17.4.06

Conheci uma menina (XVI)

Eram cinco ou seis da tarde. O dia mostrava o sol, sem medo. O vento ficara para trás, mais lento que nós. A estrada era seca, deserta de gente.. e o que quer que víssemos não nos fazia querer parar. Eu ao volante, a Vera ao lado.
Ela, de pele já morena, vestido branco - salgado, dormia encostada à porta do jipe enquanto as mãos pequeninas brincavam com o cabelo seco e estragado.
Eu, de pele seca - salgada e morena, seguia de janela aberta à espera que o caminho me mostrasse poiso.
O dia tinha sido exaustivo.

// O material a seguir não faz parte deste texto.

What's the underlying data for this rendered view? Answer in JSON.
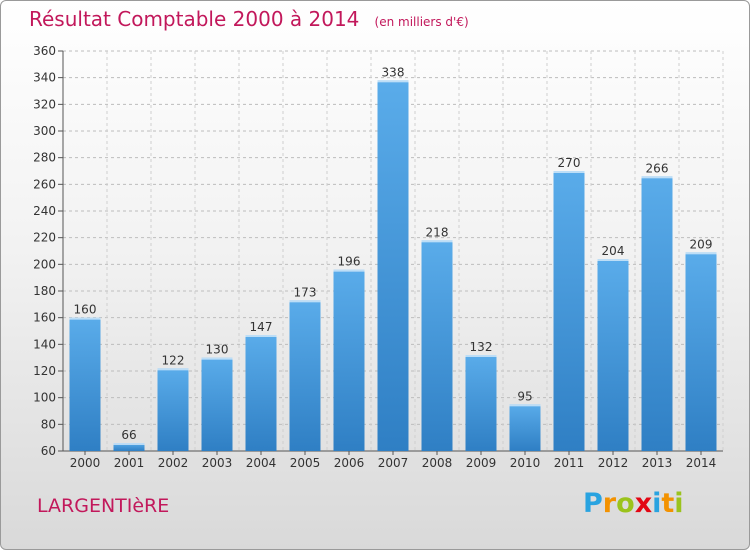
{
  "title": "Résultat Comptable 2000 à 2014",
  "subtitle": "(en milliers d'€)",
  "commune": "LARGENTIèRE",
  "logo": {
    "letters": [
      "P",
      "r",
      "o",
      "x",
      "i",
      "t",
      "i"
    ],
    "colors": [
      "#29a3e0",
      "#f39200",
      "#9bc31c",
      "#e30613",
      "#29a3e0",
      "#f39200",
      "#9bc31c"
    ]
  },
  "colors": {
    "bar": "#3d96d9",
    "bar_dark": "#2c7cc0",
    "title": "#c2185b"
  },
  "chart_data": {
    "type": "bar",
    "categories": [
      "2000",
      "2001",
      "2002",
      "2003",
      "2004",
      "2005",
      "2006",
      "2007",
      "2008",
      "2009",
      "2010",
      "2011",
      "2012",
      "2013",
      "2014"
    ],
    "values": [
      160,
      66,
      122,
      130,
      147,
      173,
      196,
      338,
      218,
      132,
      95,
      270,
      204,
      266,
      209
    ],
    "title": "Résultat Comptable 2000 à 2014",
    "ylim": [
      60,
      360
    ],
    "yticks": [
      60,
      80,
      100,
      120,
      140,
      160,
      180,
      200,
      220,
      240,
      260,
      280,
      300,
      320,
      340,
      360
    ],
    "grid": true
  }
}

Praia desde cedo, muito mar, muita areia. Muito não-sei-quê que cansa e torna o suposto descanso tão impossível. Bóias, castelos, raquetes, conchas, búzios, sumos, sandes, bóias, castelos, raquetes, conchas, búzios..
E agora o jipe branco levava-nos pela costa alentejana abaixo.

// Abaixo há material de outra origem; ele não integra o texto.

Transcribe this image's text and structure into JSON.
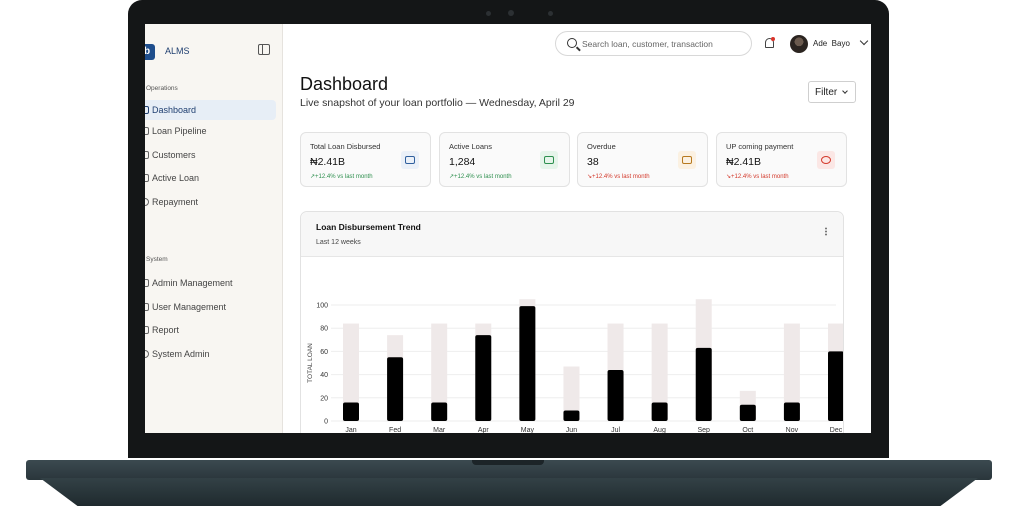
{
  "sidebar": {
    "brand": "ALMS",
    "logo_glyph": "b",
    "sections": [
      {
        "label": "Operations",
        "items": [
          "Dashboard",
          "Loan Pipeline",
          "Customers",
          "Active Loan",
          "Repayment"
        ]
      },
      {
        "label": "System",
        "items": [
          "Admin Management",
          "User Management",
          "Report",
          "System Admin"
        ]
      }
    ],
    "active_item": "Dashboard"
  },
  "topbar": {
    "search_placeholder": "Search loan, customer, transaction",
    "user_name": "Ade  Bayo",
    "notification_dot_color": "#d9342b"
  },
  "header": {
    "title": "Dashboard",
    "subtitle": "Live snapshot of your loan portfolio — Wednesday, April 29",
    "filter_label": "Filter"
  },
  "stats": [
    {
      "label": "Total Loan Disbursed",
      "value": "₦2.41B",
      "trend": "+12.4% vs last month",
      "trend_dir": "up",
      "icon": "cash-icon",
      "icon_color": "#2f5f9e",
      "icon_bg": "#eaf0f8"
    },
    {
      "label": "Active Loans",
      "value": "1,284",
      "trend": "+12.4% vs last month",
      "trend_dir": "up",
      "icon": "wallet-icon",
      "icon_color": "#2d8f4e",
      "icon_bg": "#e6f4ea"
    },
    {
      "label": "Overdue",
      "value": "38",
      "trend": "+12.4% vs last month",
      "trend_dir": "down",
      "icon": "alert-icon",
      "icon_color": "#b7791f",
      "icon_bg": "#fbf1e2"
    },
    {
      "label": "UP coming payment",
      "value": "₦2.41B",
      "trend": "+12.4% vs last month",
      "trend_dir": "down",
      "icon": "trend-down-icon",
      "icon_color": "#d3392b",
      "icon_bg": "#fbe7e5"
    }
  ],
  "chart_card": {
    "title": "Loan Disbursement Trend",
    "subtitle": "Last 12 weeks"
  },
  "chart_data": {
    "type": "bar",
    "ylabel": "TOTAL LOAN",
    "xlabel": "",
    "ylim": [
      0,
      100
    ],
    "yticks": [
      0,
      20,
      40,
      60,
      80,
      100
    ],
    "categories": [
      "Jan",
      "Fed",
      "Mar",
      "Apr",
      "May",
      "Jun",
      "Jul",
      "Aug",
      "Sep",
      "Oct",
      "Nov",
      "Dec"
    ],
    "series": [
      {
        "values": [
          16,
          55,
          16,
          74,
          99,
          9,
          44,
          16,
          63,
          14,
          16,
          60
        ],
        "color": "#000000"
      },
      {
        "values": [
          84,
          74,
          84,
          84,
          105,
          47,
          84,
          84,
          105,
          26,
          84,
          84
        ],
        "color": "#efe9e9"
      }
    ],
    "grid": true
  }
}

Parámos, por fim, ao pé de uma paragem de autocarro, deserta de clientes - para onde vai um autocarro ali? Havia uma banca de melancias, laranjas e mais frutos que não vi.
-Quero uma melancia, por favor. Aquela - apontei.

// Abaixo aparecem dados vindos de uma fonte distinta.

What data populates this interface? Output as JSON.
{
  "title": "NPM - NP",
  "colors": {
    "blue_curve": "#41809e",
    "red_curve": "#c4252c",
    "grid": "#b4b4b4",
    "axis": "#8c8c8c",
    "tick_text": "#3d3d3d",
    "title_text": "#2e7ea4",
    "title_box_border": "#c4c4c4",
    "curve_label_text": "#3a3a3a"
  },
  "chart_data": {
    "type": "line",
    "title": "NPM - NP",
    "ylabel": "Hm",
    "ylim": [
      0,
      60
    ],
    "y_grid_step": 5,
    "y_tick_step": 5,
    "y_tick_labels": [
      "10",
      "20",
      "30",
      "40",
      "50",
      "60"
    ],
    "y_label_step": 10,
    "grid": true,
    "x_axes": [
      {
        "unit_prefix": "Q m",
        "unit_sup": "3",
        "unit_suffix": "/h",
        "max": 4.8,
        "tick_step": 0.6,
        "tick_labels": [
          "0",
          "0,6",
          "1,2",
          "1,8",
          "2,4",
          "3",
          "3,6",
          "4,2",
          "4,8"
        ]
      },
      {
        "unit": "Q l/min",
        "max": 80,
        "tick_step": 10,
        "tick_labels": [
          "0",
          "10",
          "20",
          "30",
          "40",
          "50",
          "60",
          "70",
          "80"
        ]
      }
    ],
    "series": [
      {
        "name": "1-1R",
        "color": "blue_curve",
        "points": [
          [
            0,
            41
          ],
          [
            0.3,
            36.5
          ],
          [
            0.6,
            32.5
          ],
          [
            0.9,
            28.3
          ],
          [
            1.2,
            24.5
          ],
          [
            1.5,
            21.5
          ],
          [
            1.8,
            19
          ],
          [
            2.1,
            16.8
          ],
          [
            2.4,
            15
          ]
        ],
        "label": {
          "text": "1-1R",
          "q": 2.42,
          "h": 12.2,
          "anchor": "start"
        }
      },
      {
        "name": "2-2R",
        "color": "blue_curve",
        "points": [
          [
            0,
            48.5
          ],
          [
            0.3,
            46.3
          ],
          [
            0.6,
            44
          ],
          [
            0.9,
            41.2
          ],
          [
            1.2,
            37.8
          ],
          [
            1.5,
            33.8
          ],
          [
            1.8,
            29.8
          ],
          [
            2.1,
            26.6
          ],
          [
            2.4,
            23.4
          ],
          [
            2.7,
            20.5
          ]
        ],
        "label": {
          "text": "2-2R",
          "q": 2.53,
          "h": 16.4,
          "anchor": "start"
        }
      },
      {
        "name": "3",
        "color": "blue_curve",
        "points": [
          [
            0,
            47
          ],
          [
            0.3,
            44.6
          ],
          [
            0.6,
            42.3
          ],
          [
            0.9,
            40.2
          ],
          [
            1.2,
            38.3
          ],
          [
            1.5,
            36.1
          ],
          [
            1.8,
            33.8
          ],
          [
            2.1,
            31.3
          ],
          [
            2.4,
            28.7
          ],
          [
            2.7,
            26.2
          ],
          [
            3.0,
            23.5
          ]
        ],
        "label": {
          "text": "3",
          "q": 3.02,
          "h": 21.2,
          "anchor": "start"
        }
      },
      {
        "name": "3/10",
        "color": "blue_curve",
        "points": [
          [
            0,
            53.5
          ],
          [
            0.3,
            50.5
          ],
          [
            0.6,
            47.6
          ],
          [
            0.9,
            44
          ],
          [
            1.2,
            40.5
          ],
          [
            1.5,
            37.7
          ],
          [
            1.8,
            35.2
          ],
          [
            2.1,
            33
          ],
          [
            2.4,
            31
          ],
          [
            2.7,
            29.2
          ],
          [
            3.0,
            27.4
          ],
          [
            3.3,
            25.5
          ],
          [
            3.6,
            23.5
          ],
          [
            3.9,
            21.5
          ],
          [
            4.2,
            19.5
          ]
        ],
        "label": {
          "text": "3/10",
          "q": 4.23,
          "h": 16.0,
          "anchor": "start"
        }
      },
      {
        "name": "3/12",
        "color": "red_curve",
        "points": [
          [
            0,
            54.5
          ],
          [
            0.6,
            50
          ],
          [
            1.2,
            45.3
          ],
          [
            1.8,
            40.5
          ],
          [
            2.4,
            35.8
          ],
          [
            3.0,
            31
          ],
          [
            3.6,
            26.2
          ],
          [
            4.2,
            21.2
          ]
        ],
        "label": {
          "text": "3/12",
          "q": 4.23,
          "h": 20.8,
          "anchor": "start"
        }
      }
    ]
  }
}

-Faça favor, menina. Quer que abra já?
Entretanto Vera acordara e chamava por mim.
-Não sejas preguiçosa, há aqui melancia. - disse-lhe, sorrindo e olhando para as laranjas. - Pode abrir, se não se importa. - redargui ao senhor das melancias.
-Vera, prova, querida. - enquanto lhe passava uma fatia para as mãos dormentes.
Paguei e sentámo-nos no banco de quem espera pelo autocarro para não-sei-onde. Chegou, parou, abriu a porta.
-As meninas vão entrar?
-Vai para onde, Sr. motorista?
-Dizem que vai para longe - riu-se.
-Sim, para onde? - insisti.
Sorriu, e continuou a viagem. A Vera puxou-me o braço e apontou-me a matrícula ainda próxima do autocarro. Não tinha. Era uma chapa, grande, que ocupava toda a traseira. "Vou não sei para onde, levo não sei quem. Não volto." Corremos para o autocarro ainda vagaroso, enquanto o sumo da melancia nos escorria pela cara, mãos e roupa.
- Abra, por favor!
E, deixando o jipe para trás, seguimos juntas, como sempre.